Examination of a possible insurance is indicated in any case
In any case, it is advisable for both, tenants and landlords, to urgently check whether insurance benefits can be claimed for such a business interruption. This depends on the specific situation and in particular the applicable insurance contract. The contractual documents must therefore be consulted and assessed separately in each individual case. It is advisable to contact the insurance company directly in order to check any coverage or other support from the insurance company.
Discussions between the parties are advisable
Obviously, the current situation can endanger not only the existence of tenants but also that of landlords – because the landlord in turn has to pay his/her/its bills. In view of the legal uncertainty that has been pointed out – and also taking into account of the global and national scope of the problem – it is highly advisable that the parties to the lease agreement seek a compromise and, if at all possible, agree among themselves. It is particularly important to bear in mind that judicial disputes can last months, if not years. As solutions are needed now, neither party has an interest in bringing the case to court objectively speaking. A conceivable pragmatic solution could for example be a temporary deferral of the rent payments, provided the landlord can afford it. In this respect, on 19 March 2020, the Geneva Real Estate Chamber (representing landlords in the canton) and the State of Geneva signed an agreement inviting the parties to discuss the situation and, where possible, agree on the deferral of commercial rents based on the tenant’s long‑term economic viability.
At any rate, notwithstanding the terms of the possible settlement, we would advise that both parties make their concessions with any and all necessary reservations to ensure that neither party waives any of his/her/its rights (e.g. the tenant pays the rent, subject to a further reduction, or the landlord grants a deferral of payment without admitting to the existence of a defect).
Foreseeable regulations/solutions by politics?

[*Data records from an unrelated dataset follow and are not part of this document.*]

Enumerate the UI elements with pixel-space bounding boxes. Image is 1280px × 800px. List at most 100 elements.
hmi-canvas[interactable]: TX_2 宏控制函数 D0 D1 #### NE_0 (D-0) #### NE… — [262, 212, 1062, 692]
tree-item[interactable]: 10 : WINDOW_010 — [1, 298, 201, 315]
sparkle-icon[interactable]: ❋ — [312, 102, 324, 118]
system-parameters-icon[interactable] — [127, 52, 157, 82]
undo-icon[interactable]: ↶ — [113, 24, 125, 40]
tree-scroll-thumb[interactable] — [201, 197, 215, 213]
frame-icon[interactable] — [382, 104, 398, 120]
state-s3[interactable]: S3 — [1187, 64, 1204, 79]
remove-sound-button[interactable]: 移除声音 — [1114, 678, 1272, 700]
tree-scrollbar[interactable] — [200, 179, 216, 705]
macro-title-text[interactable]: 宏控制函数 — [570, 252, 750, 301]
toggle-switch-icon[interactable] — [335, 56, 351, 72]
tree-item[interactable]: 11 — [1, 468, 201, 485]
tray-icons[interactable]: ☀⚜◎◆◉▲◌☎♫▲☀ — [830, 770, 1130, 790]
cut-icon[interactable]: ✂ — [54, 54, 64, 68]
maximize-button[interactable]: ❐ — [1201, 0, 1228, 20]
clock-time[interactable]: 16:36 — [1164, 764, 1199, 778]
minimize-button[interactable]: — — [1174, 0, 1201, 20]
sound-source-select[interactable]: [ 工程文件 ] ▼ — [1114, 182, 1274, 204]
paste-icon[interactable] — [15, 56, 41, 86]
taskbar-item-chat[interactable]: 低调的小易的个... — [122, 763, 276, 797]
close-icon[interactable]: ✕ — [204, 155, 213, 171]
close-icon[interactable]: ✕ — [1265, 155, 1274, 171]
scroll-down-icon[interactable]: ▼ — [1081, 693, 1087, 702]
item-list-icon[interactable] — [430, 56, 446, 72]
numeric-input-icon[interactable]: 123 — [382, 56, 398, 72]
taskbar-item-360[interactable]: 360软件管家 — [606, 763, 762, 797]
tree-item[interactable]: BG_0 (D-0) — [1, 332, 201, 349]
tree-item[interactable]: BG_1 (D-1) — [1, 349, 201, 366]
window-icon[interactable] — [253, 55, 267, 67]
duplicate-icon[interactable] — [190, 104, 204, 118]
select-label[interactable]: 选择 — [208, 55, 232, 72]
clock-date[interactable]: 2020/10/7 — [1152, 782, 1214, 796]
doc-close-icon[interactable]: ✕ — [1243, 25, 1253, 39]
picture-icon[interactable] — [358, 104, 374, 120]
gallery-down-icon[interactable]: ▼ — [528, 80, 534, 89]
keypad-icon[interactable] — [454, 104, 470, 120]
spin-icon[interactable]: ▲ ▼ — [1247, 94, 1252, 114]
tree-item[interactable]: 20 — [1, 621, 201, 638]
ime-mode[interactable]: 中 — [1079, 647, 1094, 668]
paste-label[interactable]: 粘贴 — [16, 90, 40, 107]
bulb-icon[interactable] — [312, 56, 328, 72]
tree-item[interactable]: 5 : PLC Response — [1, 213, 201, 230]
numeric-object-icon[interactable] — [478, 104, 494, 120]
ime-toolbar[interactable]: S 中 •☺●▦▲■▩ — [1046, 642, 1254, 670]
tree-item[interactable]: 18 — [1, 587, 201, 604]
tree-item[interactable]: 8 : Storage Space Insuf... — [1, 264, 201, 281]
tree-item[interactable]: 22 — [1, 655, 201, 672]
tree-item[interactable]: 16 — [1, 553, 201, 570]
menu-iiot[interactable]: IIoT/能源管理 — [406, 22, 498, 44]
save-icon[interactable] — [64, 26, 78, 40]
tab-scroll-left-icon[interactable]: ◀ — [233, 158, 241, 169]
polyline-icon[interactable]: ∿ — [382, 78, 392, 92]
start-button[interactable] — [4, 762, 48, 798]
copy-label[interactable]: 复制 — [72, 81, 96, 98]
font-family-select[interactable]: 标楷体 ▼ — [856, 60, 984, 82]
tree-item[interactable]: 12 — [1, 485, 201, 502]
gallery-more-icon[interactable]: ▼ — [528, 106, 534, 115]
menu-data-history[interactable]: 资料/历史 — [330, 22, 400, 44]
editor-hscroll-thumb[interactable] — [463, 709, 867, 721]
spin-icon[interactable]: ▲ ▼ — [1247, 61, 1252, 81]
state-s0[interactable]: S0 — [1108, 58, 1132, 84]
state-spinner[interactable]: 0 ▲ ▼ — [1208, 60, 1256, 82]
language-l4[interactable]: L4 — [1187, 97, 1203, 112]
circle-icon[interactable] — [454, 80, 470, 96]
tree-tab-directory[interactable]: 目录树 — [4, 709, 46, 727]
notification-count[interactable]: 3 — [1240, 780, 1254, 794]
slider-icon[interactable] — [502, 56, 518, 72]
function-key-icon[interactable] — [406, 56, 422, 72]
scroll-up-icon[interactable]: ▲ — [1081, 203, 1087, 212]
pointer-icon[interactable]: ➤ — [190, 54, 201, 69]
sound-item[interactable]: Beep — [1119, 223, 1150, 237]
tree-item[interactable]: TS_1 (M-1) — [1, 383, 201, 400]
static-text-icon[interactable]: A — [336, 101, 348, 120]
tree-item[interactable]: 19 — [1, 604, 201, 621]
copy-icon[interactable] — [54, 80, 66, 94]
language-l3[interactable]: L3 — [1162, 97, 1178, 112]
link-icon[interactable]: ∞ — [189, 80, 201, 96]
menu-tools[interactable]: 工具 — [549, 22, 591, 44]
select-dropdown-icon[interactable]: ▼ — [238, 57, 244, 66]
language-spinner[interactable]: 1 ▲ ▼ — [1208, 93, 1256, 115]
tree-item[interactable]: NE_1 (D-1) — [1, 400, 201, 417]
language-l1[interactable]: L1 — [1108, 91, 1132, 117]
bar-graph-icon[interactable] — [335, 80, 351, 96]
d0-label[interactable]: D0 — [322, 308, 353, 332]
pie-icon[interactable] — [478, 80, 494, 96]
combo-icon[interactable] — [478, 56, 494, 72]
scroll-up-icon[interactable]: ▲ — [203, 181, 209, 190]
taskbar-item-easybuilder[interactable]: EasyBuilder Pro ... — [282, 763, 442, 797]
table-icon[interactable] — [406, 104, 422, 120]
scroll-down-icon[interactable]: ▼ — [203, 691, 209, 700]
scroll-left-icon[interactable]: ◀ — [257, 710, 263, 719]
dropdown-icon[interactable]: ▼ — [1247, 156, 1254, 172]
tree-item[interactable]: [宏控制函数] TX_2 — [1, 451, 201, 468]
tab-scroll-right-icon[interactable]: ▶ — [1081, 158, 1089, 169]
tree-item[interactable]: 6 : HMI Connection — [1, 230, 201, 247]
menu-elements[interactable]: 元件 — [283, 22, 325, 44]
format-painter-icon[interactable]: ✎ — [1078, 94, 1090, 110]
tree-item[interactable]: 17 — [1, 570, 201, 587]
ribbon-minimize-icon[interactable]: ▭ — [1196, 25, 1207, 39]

Under current law, there is no state support for rent payments, such as there is for wage payments under labour law on short-time working.
However, on 27 March 2020, the Federal Council decided to extend payment deadlines in cases where the tenants are in arrears in the payment of rent or accessory charges due to COVID-19-Ordinance-2, thus mitigating the risk of landlords terminating lease agreements. Consequently, should a landlord wish to terminate a residential or commercial lease, he/she/it is obligated to grant a deadline of minimum 90 days to the tenant for payment of the arrears (instead of the 30-day deadline provided in article 257d CO). Likewise, a landlord may terminate the lease of furnished rooms, parking spaces or other comparable facilities by giving 30-days’ notice (instead of 2 weeks as provided in article 266e CO). Furthermore, also in usufructuary lease relationships in the sense of article 275 et seqq. CO the period for the payment of the rent due under article 282 para. 1 CO is extended from 60 to 120 days under the same conditions.
In addition to these measures, the Federal Council already on 20 March 2020 decided on further far-reaching measures, including liquidity support for companies. For example, affected companies may receive loans of up to 10% of turnover quickly and easily (up to max. 20 million), with amounts up to CHF 500,000 to be paid out immediately by the banks.
Finally, on 24 March, the Federal Council set up a task force under the leadership of the Director of the Federal Housing Office (FHO), made up of leading players of the real estate sector, to find solutions to this difficult situation. Therefore, we can reasonably expect that politicians – at least for some of the issues raised – will present short-term solutions before the courts can/must deal with them.